Cohen Courses:Dmovshov abbreviations
From Cohen Courses
Jump to navigationJump to searchContents
Identifying Abbreviations in Biomedical Text
Idea
Abbreviations, synonyms and acronyms are heavily used in biomedical literature, for describing names of genes, diseases, biological processes and more. Recognizing short or alternative name forms and mapping them to the full form is important to the full understanding of the scientific text.

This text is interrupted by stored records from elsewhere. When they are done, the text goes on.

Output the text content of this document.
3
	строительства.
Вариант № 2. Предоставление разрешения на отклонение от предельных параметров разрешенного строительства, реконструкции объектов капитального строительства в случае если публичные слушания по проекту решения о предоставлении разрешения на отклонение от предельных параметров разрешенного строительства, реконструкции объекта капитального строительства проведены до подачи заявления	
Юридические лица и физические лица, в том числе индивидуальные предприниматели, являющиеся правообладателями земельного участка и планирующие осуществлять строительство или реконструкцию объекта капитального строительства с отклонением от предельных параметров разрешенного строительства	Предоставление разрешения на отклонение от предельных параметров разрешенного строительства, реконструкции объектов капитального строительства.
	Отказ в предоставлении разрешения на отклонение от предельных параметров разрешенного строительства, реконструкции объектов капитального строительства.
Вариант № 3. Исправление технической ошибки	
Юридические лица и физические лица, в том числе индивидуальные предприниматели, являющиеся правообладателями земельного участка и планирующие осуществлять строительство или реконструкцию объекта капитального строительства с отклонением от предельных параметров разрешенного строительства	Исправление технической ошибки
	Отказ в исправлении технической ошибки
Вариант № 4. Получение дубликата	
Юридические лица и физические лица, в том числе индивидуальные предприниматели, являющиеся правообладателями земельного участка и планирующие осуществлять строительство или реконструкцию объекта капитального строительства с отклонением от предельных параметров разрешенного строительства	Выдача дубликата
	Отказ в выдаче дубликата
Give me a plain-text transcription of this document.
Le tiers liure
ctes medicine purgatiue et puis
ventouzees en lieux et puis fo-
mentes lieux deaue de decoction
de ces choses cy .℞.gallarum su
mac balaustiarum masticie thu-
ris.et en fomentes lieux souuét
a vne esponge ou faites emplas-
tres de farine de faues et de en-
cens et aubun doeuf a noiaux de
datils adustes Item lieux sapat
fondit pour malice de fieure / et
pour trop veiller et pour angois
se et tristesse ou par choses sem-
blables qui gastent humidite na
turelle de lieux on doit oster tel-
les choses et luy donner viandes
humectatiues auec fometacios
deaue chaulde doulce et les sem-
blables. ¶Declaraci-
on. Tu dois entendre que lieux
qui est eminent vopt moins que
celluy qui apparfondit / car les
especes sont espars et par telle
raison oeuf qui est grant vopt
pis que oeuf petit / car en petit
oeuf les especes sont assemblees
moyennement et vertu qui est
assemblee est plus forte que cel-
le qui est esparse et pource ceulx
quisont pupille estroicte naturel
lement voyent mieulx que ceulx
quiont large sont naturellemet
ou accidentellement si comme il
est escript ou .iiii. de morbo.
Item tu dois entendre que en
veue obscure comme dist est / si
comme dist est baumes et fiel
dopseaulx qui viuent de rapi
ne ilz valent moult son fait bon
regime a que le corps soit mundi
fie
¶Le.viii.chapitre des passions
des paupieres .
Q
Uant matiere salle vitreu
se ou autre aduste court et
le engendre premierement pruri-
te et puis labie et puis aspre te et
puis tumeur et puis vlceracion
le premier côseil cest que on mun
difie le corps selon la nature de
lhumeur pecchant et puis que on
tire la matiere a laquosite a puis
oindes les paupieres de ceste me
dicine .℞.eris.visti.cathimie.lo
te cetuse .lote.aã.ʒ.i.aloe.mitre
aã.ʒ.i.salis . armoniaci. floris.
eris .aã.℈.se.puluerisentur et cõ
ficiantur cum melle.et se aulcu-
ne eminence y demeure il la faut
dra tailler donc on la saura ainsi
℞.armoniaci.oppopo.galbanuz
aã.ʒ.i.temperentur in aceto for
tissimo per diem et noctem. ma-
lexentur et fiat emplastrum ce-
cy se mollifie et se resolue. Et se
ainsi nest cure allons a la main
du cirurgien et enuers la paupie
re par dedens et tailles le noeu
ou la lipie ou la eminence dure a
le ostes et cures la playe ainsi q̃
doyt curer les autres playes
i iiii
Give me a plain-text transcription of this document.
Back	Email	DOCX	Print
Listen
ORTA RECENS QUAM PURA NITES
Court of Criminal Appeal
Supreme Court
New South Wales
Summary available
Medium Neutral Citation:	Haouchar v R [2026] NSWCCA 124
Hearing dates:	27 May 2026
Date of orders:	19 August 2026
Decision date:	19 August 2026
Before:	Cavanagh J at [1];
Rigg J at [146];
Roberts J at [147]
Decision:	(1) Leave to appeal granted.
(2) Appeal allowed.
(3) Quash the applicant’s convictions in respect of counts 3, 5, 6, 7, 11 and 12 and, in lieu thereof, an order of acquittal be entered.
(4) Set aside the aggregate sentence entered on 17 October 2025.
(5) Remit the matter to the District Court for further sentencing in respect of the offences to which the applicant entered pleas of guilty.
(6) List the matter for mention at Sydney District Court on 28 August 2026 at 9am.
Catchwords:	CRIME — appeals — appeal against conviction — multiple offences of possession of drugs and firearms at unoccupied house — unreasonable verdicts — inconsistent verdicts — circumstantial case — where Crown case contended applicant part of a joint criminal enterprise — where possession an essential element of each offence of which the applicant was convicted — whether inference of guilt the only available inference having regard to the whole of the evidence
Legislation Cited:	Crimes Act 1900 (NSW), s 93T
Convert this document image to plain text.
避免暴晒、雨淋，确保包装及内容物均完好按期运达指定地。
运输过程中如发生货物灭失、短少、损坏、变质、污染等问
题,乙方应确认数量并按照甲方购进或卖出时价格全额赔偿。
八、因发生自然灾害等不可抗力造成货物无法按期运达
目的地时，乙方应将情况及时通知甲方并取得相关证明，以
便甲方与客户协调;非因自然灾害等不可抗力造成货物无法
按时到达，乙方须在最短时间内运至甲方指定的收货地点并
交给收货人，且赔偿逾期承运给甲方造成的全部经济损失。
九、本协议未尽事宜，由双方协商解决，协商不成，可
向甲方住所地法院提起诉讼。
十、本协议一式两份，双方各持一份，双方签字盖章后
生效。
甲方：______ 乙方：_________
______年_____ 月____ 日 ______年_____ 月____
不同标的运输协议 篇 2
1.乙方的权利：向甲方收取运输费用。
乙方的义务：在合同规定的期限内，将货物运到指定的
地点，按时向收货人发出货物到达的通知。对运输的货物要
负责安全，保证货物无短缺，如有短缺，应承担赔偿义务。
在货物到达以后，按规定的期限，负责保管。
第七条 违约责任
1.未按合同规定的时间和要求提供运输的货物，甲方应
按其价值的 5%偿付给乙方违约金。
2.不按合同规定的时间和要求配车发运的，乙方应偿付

In the context of information extraction task, recognizing abbreviated names can lead to a great increase in recall. This task is especially challenging since abbreviations are often reused, for example, names of genes and systems are shared across species, and since researchers often do not adhere to standard naming conventions.
Team
Dana Movshovitz-Attias
Dataset
MEDSTRACT is a tool for automated extraction of acronym pairs from MEDLINE databases. If includes:
- Gold Standard Data: Sentences including abbreviations.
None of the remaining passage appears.